日本経団連タイムス No.3015 (2010年10月7日)

ベトナム、カンボジアに実務ミッション派遣

−官民首脳とメコン地域開発で意見交換


開発が進むカイメップ・チーバイ港(ベトナム)
フン・セン・カンボジア首相とミッション一行

日本経団連は9月19日から25日にかけて、福林憲二郎国際協力委員会政策部会長を団長、藤野隆アジア大洋州地域委員会企画部会長を副団長とする総勢28名の実務ミッションをベトナム、カンボジアに派遣した。ミッションでは、東アジアにおける物流の要衝であるメコン地域の開発や日本との経済関係の強化策をめぐり、両国の官民首脳と意見交換を行うとともに、港湾施設や工業団地を視察した。

ベトナムでは、ドン計画投資副大臣、ビエン商工副大臣をはじめとする官民首脳から、高付加価値産業ならびに素材・部品などの裾野産業の育成について、日本企業の一層の協力に強い期待が示された。また、日本の製品・技術に対する高い信頼感が表明される一方で、中国・韓国製品との比較でコスト高との指摘もあった。

また、ホーチミンからプノンペンを経由し、バンコクに至る南部経済回廊の東のゲートウエーとして注目されるカイメップ・チーバイ港を視察した。
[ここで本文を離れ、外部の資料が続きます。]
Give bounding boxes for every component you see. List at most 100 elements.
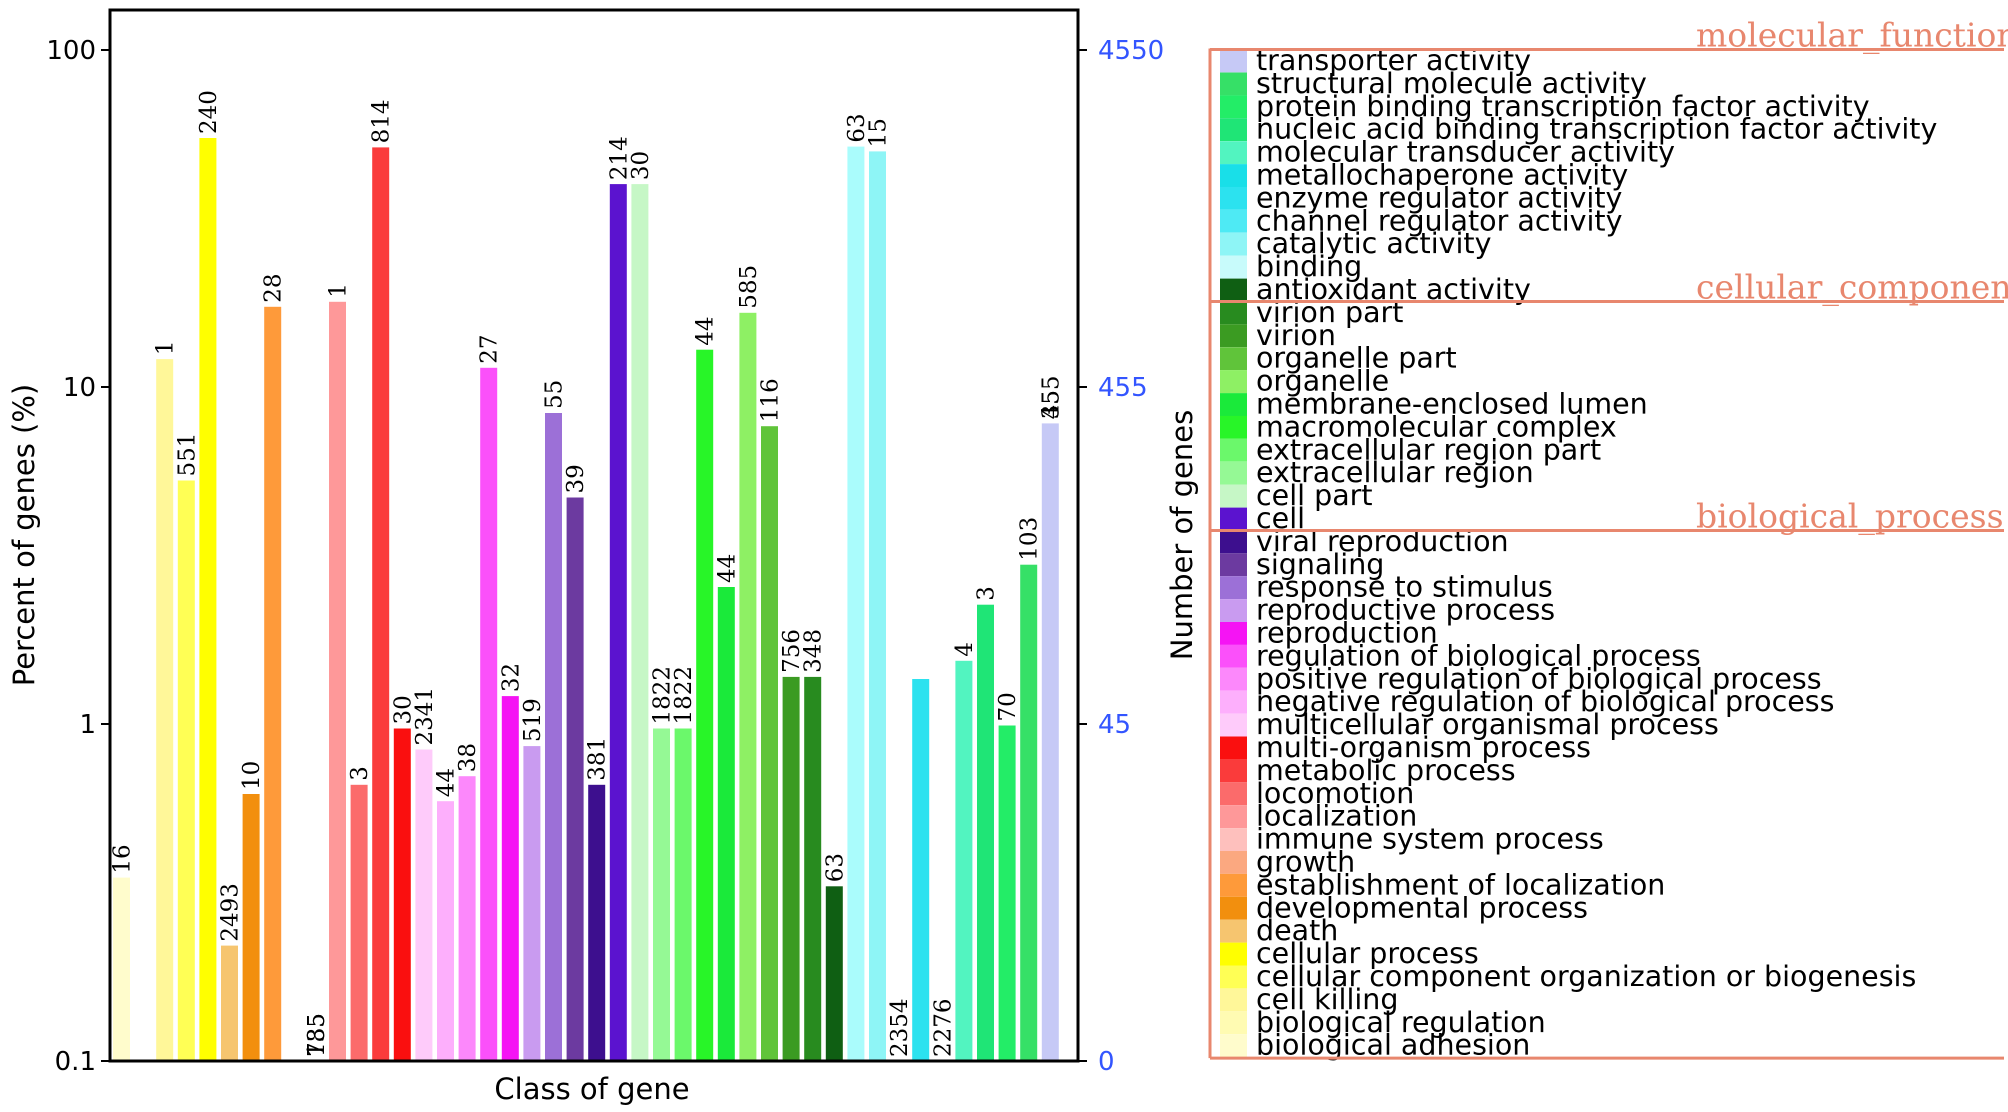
legend-group-name: cellular_component <box>1696 267 2008 307</box>
plot-frame <box>108 8 1080 1063</box>
legend-swatch <box>1220 255 1247 279</box>
legend-label: negative regulation of biological proces… <box>1256 685 1835 718</box>
bar-20 <box>545 413 562 1061</box>
legend-label: locomotion <box>1256 777 1414 810</box>
bar-value-label: 63 <box>844 113 870 142</box>
legend-swatch <box>1220 209 1247 233</box>
bar-value-label: 30 <box>390 695 416 724</box>
bar-value-label: 3 <box>347 766 373 781</box>
legend-swatch <box>1220 141 1247 165</box>
legend-swatch <box>1220 873 1247 897</box>
legend-swatch <box>1220 965 1247 989</box>
legend-swatch <box>1220 553 1247 577</box>
y-axis-right-label: Number of genes <box>1165 410 1199 660</box>
bar-29 <box>739 312 757 1061</box>
bar-value-label: 15 <box>866 118 892 147</box>
bar-12 <box>372 147 390 1061</box>
bar-14 <box>415 749 433 1061</box>
bar-value-label: 16 <box>110 844 136 873</box>
bar-17 <box>480 367 498 1061</box>
legend-label: multi-organism process <box>1256 731 1591 764</box>
legend-label: organelle part <box>1256 342 1457 375</box>
bar-value-label: 39 <box>563 464 589 493</box>
bar-value-label: 44 <box>434 768 460 797</box>
legend-label: virion <box>1256 319 1336 352</box>
left-axis-ticks: 100 10 1 0.1 <box>46 36 110 1077</box>
legend-label: regulation of biological process <box>1256 639 1701 672</box>
bar-value-label: 38 <box>455 743 481 772</box>
bar-19 <box>523 746 541 1061</box>
bar-value-label: 214 <box>606 136 632 180</box>
legend-swatch <box>1220 49 1247 73</box>
legend-swatch <box>1220 690 1247 714</box>
bar-13 <box>393 728 411 1061</box>
x-axis-label: Class of gene <box>494 1072 689 1106</box>
bar-10 <box>329 301 346 1061</box>
legend-swatch <box>1220 301 1247 325</box>
legend-swatch <box>1220 164 1247 187</box>
legend-swatch <box>1220 988 1247 1012</box>
legend-swatch <box>1220 118 1247 142</box>
legend-label: establishment of localization <box>1256 868 1665 901</box>
legend-swatch <box>1220 782 1247 806</box>
legend-label: death <box>1256 914 1338 947</box>
legend-label: reproduction <box>1256 617 1438 650</box>
legend-label: binding <box>1256 250 1362 283</box>
legend-label: immune system process <box>1256 823 1604 856</box>
bar-37 <box>912 679 930 1061</box>
bar-value-label: 240 <box>196 90 222 134</box>
legend-label: cell part <box>1256 479 1373 512</box>
bar-value-label: 45 <box>1038 390 1064 419</box>
bar-value-label: 44 <box>714 554 740 583</box>
left-tick-label: 1 <box>79 710 96 740</box>
bar-27 <box>696 349 714 1061</box>
legend-swatch <box>1220 438 1247 462</box>
bar-11 <box>350 784 368 1061</box>
legend-label: positive regulation of biological proces… <box>1256 662 1822 695</box>
bar-value-label: 1 <box>153 340 179 355</box>
bar-value-label: 3 <box>974 586 1000 601</box>
bar-value-label: 756 <box>779 629 805 673</box>
legend-label: structural molecule activity <box>1256 67 1647 100</box>
bar-22 <box>588 784 606 1061</box>
legend-label: molecular transducer activity <box>1256 136 1675 169</box>
bar-value-label: 116 <box>758 378 784 422</box>
bar-value-label: 30 <box>628 151 654 180</box>
bar-6 <box>242 794 260 1061</box>
bar-value-label: 2493 <box>218 883 244 942</box>
legend-swatch <box>1220 232 1247 256</box>
legend-group-name: molecular_function <box>1696 16 2008 56</box>
bar-value-label: 1 <box>326 283 352 298</box>
legend-label: enzyme regulator activity <box>1256 181 1623 214</box>
legend-label: localization <box>1256 800 1417 833</box>
legend-swatch <box>1220 324 1247 348</box>
legend-swatch <box>1220 347 1247 371</box>
bar-5 <box>221 945 238 1061</box>
legend-swatch <box>1220 461 1247 485</box>
legend-swatch <box>1220 484 1247 508</box>
left-tick-label: 0.1 <box>55 1047 96 1077</box>
legend-swatch <box>1220 667 1247 691</box>
legend-swatch <box>1220 415 1247 439</box>
bar-value-label: 519 <box>520 698 546 742</box>
left-tick-label: 100 <box>46 36 96 66</box>
legend-swatch <box>1220 72 1247 96</box>
bars-layer <box>113 138 1059 1062</box>
right-axis-ticks: 4550 455 45 0 <box>1078 36 1164 1077</box>
bar-31 <box>782 676 800 1061</box>
bar-42 <box>1020 564 1038 1061</box>
bar-30 <box>761 426 778 1061</box>
legend-label: cell killing <box>1256 983 1398 1016</box>
bar-34 <box>847 146 865 1062</box>
legend-swatch <box>1220 530 1247 554</box>
legend-group-name: biological_process <box>1696 496 2004 536</box>
right-tick-label: 455 <box>1098 373 1148 403</box>
legend-label: protein binding transcription factor act… <box>1256 90 1870 123</box>
bar-value-label: 2341 <box>412 687 438 746</box>
bar-2 <box>156 359 174 1062</box>
legend-swatch <box>1220 1034 1247 1058</box>
legend-label: multicellular organismal process <box>1256 708 1719 741</box>
bar-4 <box>199 138 217 1061</box>
legend-swatch <box>1220 622 1247 645</box>
right-tick-label: 0 <box>1098 1047 1115 1077</box>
同港は、円借款や外国資本によって整備が進められ、すでに北米航路の大型船の入港も開始されている。完工すれば、カンボジアを含むメコン地域の物流を大きく効率化することが期待される。

訪問した工場では、賃金水準の上昇、労働力の逼迫傾向、流通網の構築と現地パートナー選定の困難など、ビジネス上の課題・留意点などについて説明を受けた。

カンボジアでは、フン・セン首相、ソック・アン副首相、チャム・プラシット商業大臣、トラム・イウ・テック公共事業大臣らと会見した。

フン・セン首相は、カンボジアはASEANの中心に位置し、5億6000万人の巨大経済圏に効率的にアクセスできる優位性があるが、引き続き投資環境の改善に努力していると強調した。特に、南部経済回廊のインフラが完成することで、物流の迅速化、コスト低減、大規模化が可能であると説明した。また、シアヌークビル経済特区、プノンペン経済特区への日本企業の投資に強い期待を表明した。

プノンペン経済特区では、周辺国で賃金が上昇するなか、カンボジアは、労働集約型産業の移転先として有望な反面、電力が割高で供給も不安定であること、熟練労働者が不足し、インフラも未整備であることなど課題も多いとの指摘があった。